" Other examples include educational levels (high school, bachelor's, master's, PhD) or socio-economic status classifications (low, middle, high). The key characteristic is that you can say one item is higher or lower than another, but you cannot quantify the magnitude of that difference.
Understanding the True Zero Point in Ratio Data
Classic examples include physical measurements: height, weight, age, temperature in Kelvin, and time duration. A common example is survey responses on a Likert scale, such as "Strongly Disagree," "Disagree," "Neutral," "Agree," and "Strongly Agree.
If a person weighs 80 kilograms and another weighs 40 kilograms, you can accurately state that the first person weighs twice as much as the second.
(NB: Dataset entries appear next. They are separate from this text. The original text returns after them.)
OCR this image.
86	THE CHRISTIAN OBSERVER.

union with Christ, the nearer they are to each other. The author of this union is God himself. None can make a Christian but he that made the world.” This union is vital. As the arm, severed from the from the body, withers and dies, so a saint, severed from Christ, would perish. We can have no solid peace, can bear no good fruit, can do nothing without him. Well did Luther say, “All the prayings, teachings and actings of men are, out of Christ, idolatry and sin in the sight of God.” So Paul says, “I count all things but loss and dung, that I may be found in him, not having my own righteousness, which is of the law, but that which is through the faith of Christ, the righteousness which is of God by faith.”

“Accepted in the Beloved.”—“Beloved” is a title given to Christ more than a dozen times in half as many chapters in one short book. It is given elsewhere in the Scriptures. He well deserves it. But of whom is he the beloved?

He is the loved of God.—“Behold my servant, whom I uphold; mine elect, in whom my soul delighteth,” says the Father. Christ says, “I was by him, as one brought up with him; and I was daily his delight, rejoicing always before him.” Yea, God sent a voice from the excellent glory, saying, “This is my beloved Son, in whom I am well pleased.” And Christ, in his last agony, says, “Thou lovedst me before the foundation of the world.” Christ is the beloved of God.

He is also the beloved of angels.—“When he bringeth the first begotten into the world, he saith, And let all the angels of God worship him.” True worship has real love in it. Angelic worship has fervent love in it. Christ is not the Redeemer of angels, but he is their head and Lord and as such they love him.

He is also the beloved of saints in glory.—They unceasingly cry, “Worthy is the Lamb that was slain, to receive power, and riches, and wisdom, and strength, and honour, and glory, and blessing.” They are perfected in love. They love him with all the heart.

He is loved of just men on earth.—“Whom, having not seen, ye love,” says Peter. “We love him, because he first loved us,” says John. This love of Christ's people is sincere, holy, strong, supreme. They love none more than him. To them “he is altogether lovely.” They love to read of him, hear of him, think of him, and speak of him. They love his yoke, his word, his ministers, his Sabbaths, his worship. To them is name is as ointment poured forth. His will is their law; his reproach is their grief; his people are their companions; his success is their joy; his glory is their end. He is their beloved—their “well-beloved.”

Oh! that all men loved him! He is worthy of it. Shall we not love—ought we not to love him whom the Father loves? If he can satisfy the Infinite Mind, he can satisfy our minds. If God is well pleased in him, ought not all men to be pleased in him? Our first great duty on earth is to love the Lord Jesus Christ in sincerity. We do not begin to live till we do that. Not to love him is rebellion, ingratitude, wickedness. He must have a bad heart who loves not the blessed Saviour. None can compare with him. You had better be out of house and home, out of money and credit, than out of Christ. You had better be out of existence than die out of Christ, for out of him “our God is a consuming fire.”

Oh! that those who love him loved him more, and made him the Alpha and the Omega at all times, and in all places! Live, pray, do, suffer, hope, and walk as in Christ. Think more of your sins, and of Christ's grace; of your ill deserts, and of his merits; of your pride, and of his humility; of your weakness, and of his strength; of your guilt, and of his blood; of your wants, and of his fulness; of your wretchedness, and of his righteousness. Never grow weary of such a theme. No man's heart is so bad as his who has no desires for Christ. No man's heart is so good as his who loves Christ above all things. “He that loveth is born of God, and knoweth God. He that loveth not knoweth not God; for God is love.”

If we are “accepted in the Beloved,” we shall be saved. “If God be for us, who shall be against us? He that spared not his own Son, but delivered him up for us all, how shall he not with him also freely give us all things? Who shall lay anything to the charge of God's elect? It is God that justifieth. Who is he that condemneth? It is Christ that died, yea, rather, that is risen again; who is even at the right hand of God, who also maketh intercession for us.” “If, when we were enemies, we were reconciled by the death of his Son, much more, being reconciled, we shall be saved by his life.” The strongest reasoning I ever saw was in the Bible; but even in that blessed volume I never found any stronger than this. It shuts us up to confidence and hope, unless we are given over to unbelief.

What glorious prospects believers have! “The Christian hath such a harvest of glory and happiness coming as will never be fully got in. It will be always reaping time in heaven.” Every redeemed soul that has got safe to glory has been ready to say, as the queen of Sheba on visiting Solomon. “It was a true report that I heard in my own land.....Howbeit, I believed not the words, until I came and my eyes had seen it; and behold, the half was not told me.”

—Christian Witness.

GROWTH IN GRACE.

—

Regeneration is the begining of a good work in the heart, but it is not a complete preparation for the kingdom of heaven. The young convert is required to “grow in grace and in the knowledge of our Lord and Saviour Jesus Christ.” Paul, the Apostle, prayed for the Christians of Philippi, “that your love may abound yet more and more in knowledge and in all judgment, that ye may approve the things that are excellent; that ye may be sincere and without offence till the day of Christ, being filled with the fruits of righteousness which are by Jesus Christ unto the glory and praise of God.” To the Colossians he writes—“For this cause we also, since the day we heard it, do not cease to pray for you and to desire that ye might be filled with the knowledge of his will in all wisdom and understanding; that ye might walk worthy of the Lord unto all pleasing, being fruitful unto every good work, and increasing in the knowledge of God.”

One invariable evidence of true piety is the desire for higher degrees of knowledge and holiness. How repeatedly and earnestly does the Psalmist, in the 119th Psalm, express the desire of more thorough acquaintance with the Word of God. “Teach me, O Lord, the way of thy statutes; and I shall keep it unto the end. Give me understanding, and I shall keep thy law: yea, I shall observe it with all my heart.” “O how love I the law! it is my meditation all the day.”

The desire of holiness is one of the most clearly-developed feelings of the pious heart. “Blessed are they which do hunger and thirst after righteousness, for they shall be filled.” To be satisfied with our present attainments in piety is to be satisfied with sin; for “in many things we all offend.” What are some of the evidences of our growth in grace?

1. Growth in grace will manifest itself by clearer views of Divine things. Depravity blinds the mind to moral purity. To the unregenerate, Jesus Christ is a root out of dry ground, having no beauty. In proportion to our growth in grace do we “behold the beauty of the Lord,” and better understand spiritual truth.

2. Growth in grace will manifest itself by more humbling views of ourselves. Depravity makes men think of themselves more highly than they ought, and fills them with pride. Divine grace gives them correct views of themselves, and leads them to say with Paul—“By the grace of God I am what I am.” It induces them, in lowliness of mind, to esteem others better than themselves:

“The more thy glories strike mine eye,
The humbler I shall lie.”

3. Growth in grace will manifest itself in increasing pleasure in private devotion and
Key Differences in Mathematical Operations The presence or absence of a true zero fundamentally dictates the mathematical operations that are valid for each data type.
Understanding the True Zero Point in Ratio Data
Nominal data classifies items into distinct categories without any order, like colors or gender. With ordinal data, you can safely determine the mode and median, and you can use non-parametric statistical tests like the Mann-Whitney U test or the Wilcoxon signed-rank test.
More About Ordinal vs ratio data
Looking at Ordinal vs ratio data from another angle can help expand the discussion and give readers a second clear paragraph under the same section.
More perspective on Ordinal vs ratio data can make the topic easier to follow by connecting earlier points with a few simple takeaways.